Жизнь предлагала Даше выбор богатый: если уголовный розыск не доберется, то из ревности кто-нибудь из фартовых ребятишек зарежет. И не было бы счастья, да несчастье помогло. Дашу увидел Корней. Редко он выбирался, тут, видно, черт расшалился, толкнул легонечко, и заглянул Корней как-то днем в ресторан “Эльдорадо”, что на Тверском бульваре. Сидел он скромно, кушал обед из трех блюд за один рубль тридцать копеек, вроде все внимание в тарелку, но по привычке, хотя опасаться нечего — нет за ним ни капелюшечки, ни крошечки, — вновь пришедших оглядывал внимательно... Корней уже кофий заканчивал, когда увидел Леву Натансона, известного среди деловых людей под кличкой Алмаз. Кличка была дана за то, что до семнадцатого года Лева торговал копями да приисками, потом опустился, стал продавать камни в розницу. Натансон, как ему по профессии и полагается, одет был “я проездом из Парижа” — и запонки, и булавка в галстуке настоящие. Должен же клиент после сделки с Левой за свои кровные хоть что-нибудь стоящее вспомнить.

Алмаз шел пританцовывая, узнав Корнея, лицом опал, стал лаковые штиблеты по ковровой дорожке приволакивать.

— Папашка, что с тобой? — весело спросила Даша, шедшая с ним под руку, и рассмеялась. Из-за этой рассыпавшейся пригоршни серебра все и произошло. Не бросила бы Даша свой смех ресторанному залу под ноги, и Корней бы взгляда не поднял, не увидел бы.

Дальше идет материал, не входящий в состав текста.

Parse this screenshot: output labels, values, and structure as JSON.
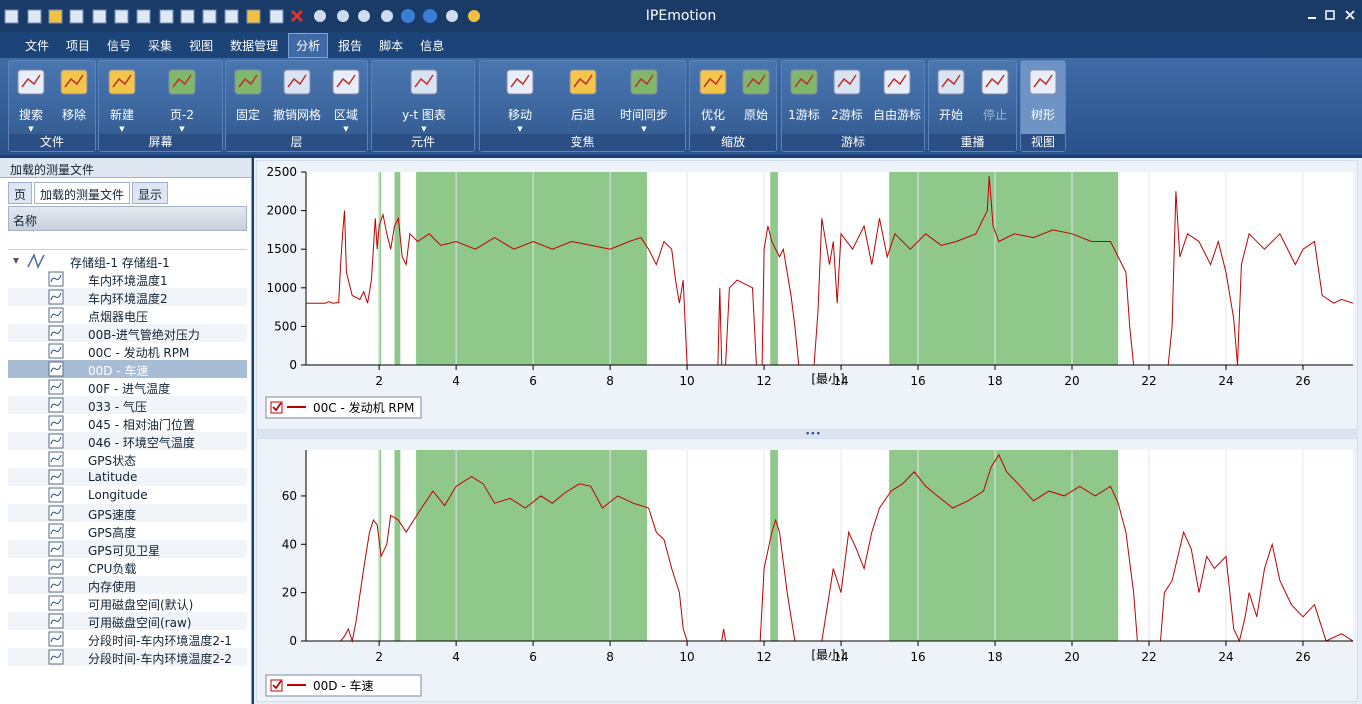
{
  "window": {
    "title": "IPEmotion"
  },
  "menu": {
    "items": [
      "文件",
      "项目",
      "信号",
      "采集",
      "视图",
      "数据管理",
      "分析",
      "报告",
      "脚本",
      "信息"
    ],
    "active": 6
  },
  "ribbon": {
    "groups": [
      {
        "label": "文件",
        "buttons": [
          "搜索",
          "移除"
        ]
      },
      {
        "label": "屏幕",
        "buttons": [
          "新建",
          "页-2"
        ]
      },
      {
        "label": "层",
        "buttons": [
          "固定",
          "撤销网格",
          "区域"
        ]
      },
      {
        "label": "元件",
        "buttons": [
          "y-t 图表"
        ]
      },
      {
        "label": "变焦",
        "buttons": [
          "移动",
          "后退",
          "时间同步"
        ]
      },
      {
        "label": "缩放",
        "buttons": [
          "优化",
          "原始"
        ]
      },
      {
        "label": "游标",
        "buttons": [
          "1游标",
          "2游标",
          "自由游标"
        ]
      },
      {
        "label": "重播",
        "buttons": [
          "开始",
          "停止"
        ]
      },
      {
        "label": "视图",
        "buttons": [
          "树形"
        ]
      }
    ]
  },
  "panel": {
    "title": "加载的测量文件",
    "tabs": [
      "页",
      "加载的测量文件",
      "显示"
    ],
    "active_tab": 1,
    "column": "名称",
    "group": "存储组-1 存储组-1",
    "items": [
      "车内环境温度1",
      "车内环境温度2",
      "点烟器电压",
      "00B-进气管绝对压力",
      "00C - 发动机 RPM",
      "00D - 车速",
      "00F - 进气温度",
      "033 - 气压",
      "045 - 相对油门位置",
      "046 - 环境空气温度",
      "GPS状态",
      "Latitude",
      "Longitude",
      "GPS速度",
      "GPS高度",
      "GPS可见卫星",
      "CPU负载",
      "内存使用",
      "可用磁盘空间(默认)",
      "可用磁盘空间(raw)",
      "分段时间-车内环境温度2-1",
      "分段时间-车内环境温度2-2"
    ],
    "selected": 5
  },
  "chart_data": [
    {
      "type": "line",
      "xlabel": "[最小]",
      "xlim": [
        0.1,
        27.3
      ],
      "xticks": [
        2,
        4,
        6,
        8,
        10,
        12,
        14,
        16,
        18,
        20,
        22,
        24,
        26
      ],
      "ylim": [
        0,
        2500
      ],
      "yticks": [
        0,
        500,
        1000,
        1500,
        2000,
        2500
      ],
      "grid": true,
      "highlight_color": "#90c78b",
      "highlight_ranges": [
        [
          1.98,
          2.05
        ],
        [
          2.4,
          2.55
        ],
        [
          2.96,
          8.96
        ],
        [
          12.16,
          12.36
        ],
        [
          15.25,
          21.2
        ]
      ],
      "x": [
        0.1,
        0.6,
        0.7,
        0.8,
        0.95,
        1.0,
        1.05,
        1.1,
        1.15,
        1.3,
        1.5,
        1.6,
        1.7,
        1.8,
        1.9,
        1.95,
        2.0,
        2.1,
        2.2,
        2.3,
        2.4,
        2.5,
        2.6,
        2.7,
        2.8,
        3.0,
        3.3,
        3.6,
        4.0,
        4.5,
        5.0,
        5.5,
        6.0,
        6.5,
        7.0,
        7.5,
        8.0,
        8.5,
        8.8,
        9.0,
        9.2,
        9.4,
        9.6,
        9.7,
        9.8,
        9.9,
        10.0,
        10.8,
        10.85,
        10.9,
        11.0,
        11.1,
        11.3,
        11.5,
        11.7,
        11.8,
        11.95,
        12.0,
        12.1,
        12.2,
        12.4,
        12.5,
        12.6,
        12.7,
        12.8,
        12.9,
        13.3,
        13.4,
        13.5,
        13.7,
        13.8,
        13.9,
        14.0,
        14.3,
        14.6,
        14.8,
        15.0,
        15.2,
        15.4,
        15.8,
        16.2,
        16.6,
        17.0,
        17.5,
        17.8,
        17.85,
        17.95,
        18.1,
        18.5,
        19.0,
        19.5,
        20.0,
        20.5,
        21.0,
        21.2,
        21.4,
        21.5,
        21.6,
        22.5,
        22.6,
        22.7,
        22.8,
        23.0,
        23.3,
        23.6,
        23.8,
        24.0,
        24.2,
        24.3,
        24.4,
        24.6,
        25.0,
        25.4,
        25.8,
        26.0,
        26.3,
        26.5,
        26.8,
        27.0,
        27.3
      ],
      "series": [
        {
          "name": "00C - 发动机 RPM",
          "color": "#c00000",
          "values": [
            800,
            800,
            820,
            800,
            810,
            1300,
            1700,
            2000,
            1200,
            900,
            850,
            950,
            800,
            1100,
            1900,
            1500,
            1800,
            1950,
            1700,
            1500,
            1800,
            1900,
            1400,
            1300,
            1700,
            1600,
            1700,
            1550,
            1600,
            1500,
            1650,
            1500,
            1600,
            1500,
            1600,
            1550,
            1500,
            1600,
            1650,
            1500,
            1300,
            1600,
            1500,
            1100,
            800,
            1100,
            0,
            0,
            1000,
            0,
            0,
            1000,
            1100,
            1050,
            1000,
            0,
            0,
            1500,
            1800,
            1600,
            1400,
            1500,
            1200,
            900,
            500,
            0,
            0,
            700,
            1900,
            1300,
            1600,
            800,
            1700,
            1500,
            1800,
            1300,
            1900,
            1400,
            1700,
            1500,
            1700,
            1550,
            1600,
            1700,
            2000,
            2450,
            1800,
            1600,
            1700,
            1650,
            1750,
            1700,
            1600,
            1600,
            1400,
            1200,
            500,
            0,
            0,
            500,
            2250,
            1400,
            1700,
            1600,
            1300,
            1600,
            1200,
            600,
            0,
            1300,
            1700,
            1500,
            1700,
            1300,
            1500,
            1600,
            900,
            800,
            850,
            800
          ]
        }
      ]
    },
    {
      "type": "line",
      "xlabel": "[最小]",
      "xlim": [
        0.1,
        27.3
      ],
      "xticks": [
        2,
        4,
        6,
        8,
        10,
        12,
        14,
        16,
        18,
        20,
        22,
        24,
        26
      ],
      "ylim": [
        0,
        79
      ],
      "yticks": [
        0,
        20,
        40,
        60
      ],
      "grid": true,
      "highlight_color": "#90c78b",
      "highlight_ranges": [
        [
          1.98,
          2.05
        ],
        [
          2.4,
          2.55
        ],
        [
          2.96,
          8.96
        ],
        [
          12.16,
          12.36
        ],
        [
          15.25,
          21.2
        ]
      ],
      "x": [
        0.1,
        1.0,
        1.1,
        1.2,
        1.3,
        1.4,
        1.6,
        1.75,
        1.85,
        1.95,
        2.05,
        2.2,
        2.3,
        2.5,
        2.7,
        2.9,
        3.1,
        3.4,
        3.7,
        4.0,
        4.4,
        4.7,
        5.0,
        5.4,
        5.8,
        6.2,
        6.5,
        6.8,
        7.2,
        7.5,
        7.8,
        8.2,
        8.6,
        9.0,
        9.2,
        9.4,
        9.6,
        9.8,
        9.9,
        10.0,
        10.9,
        10.95,
        11.0,
        11.9,
        12.0,
        12.2,
        12.3,
        12.4,
        12.6,
        12.7,
        12.8,
        13.5,
        13.6,
        13.8,
        14.0,
        14.2,
        14.4,
        14.6,
        14.8,
        15.0,
        15.3,
        15.6,
        15.9,
        16.2,
        16.5,
        16.9,
        17.3,
        17.7,
        17.9,
        18.1,
        18.3,
        18.6,
        19.0,
        19.4,
        19.8,
        20.2,
        20.6,
        21.0,
        21.2,
        21.4,
        21.6,
        21.7,
        22.3,
        22.4,
        22.6,
        22.9,
        23.1,
        23.3,
        23.5,
        23.7,
        24.0,
        24.2,
        24.35,
        24.5,
        24.6,
        24.8,
        25.0,
        25.2,
        25.4,
        25.7,
        26.0,
        26.3,
        26.6,
        27.0,
        27.3
      ],
      "series": [
        {
          "name": "00D - 车速",
          "color": "#c00000",
          "values": [
            0,
            0,
            2,
            5,
            0,
            8,
            30,
            45,
            50,
            48,
            35,
            40,
            52,
            50,
            45,
            50,
            55,
            62,
            56,
            64,
            68,
            65,
            57,
            59,
            55,
            60,
            57,
            61,
            65,
            64,
            55,
            60,
            57,
            55,
            45,
            42,
            30,
            20,
            5,
            0,
            0,
            5,
            0,
            0,
            30,
            45,
            50,
            45,
            20,
            10,
            0,
            0,
            10,
            30,
            20,
            45,
            38,
            30,
            45,
            55,
            62,
            65,
            70,
            64,
            60,
            55,
            58,
            62,
            72,
            77,
            70,
            65,
            58,
            62,
            60,
            64,
            60,
            64,
            57,
            45,
            20,
            0,
            0,
            20,
            25,
            45,
            38,
            20,
            35,
            30,
            35,
            5,
            0,
            10,
            20,
            10,
            30,
            40,
            25,
            15,
            10,
            15,
            0,
            3,
            0
          ]
        }
      ]
    }
  ]
}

Лева приблизился к столику Корнея медленно, смотреть не смел: сочтет нужным, сам поздоровается.

Корней не сводил тяжелого взгляда с Даши, кивнул, и Лева сломался в поклоне. Даша удивленно подняла брови, оглядела незнакомца и вновь рассмеялась.

— Подойди, любезный, — поднося к губам чашку кофе, сказал Корней. — Позже. Один, — он произнес все слова раздельно, негромко, но очень четко.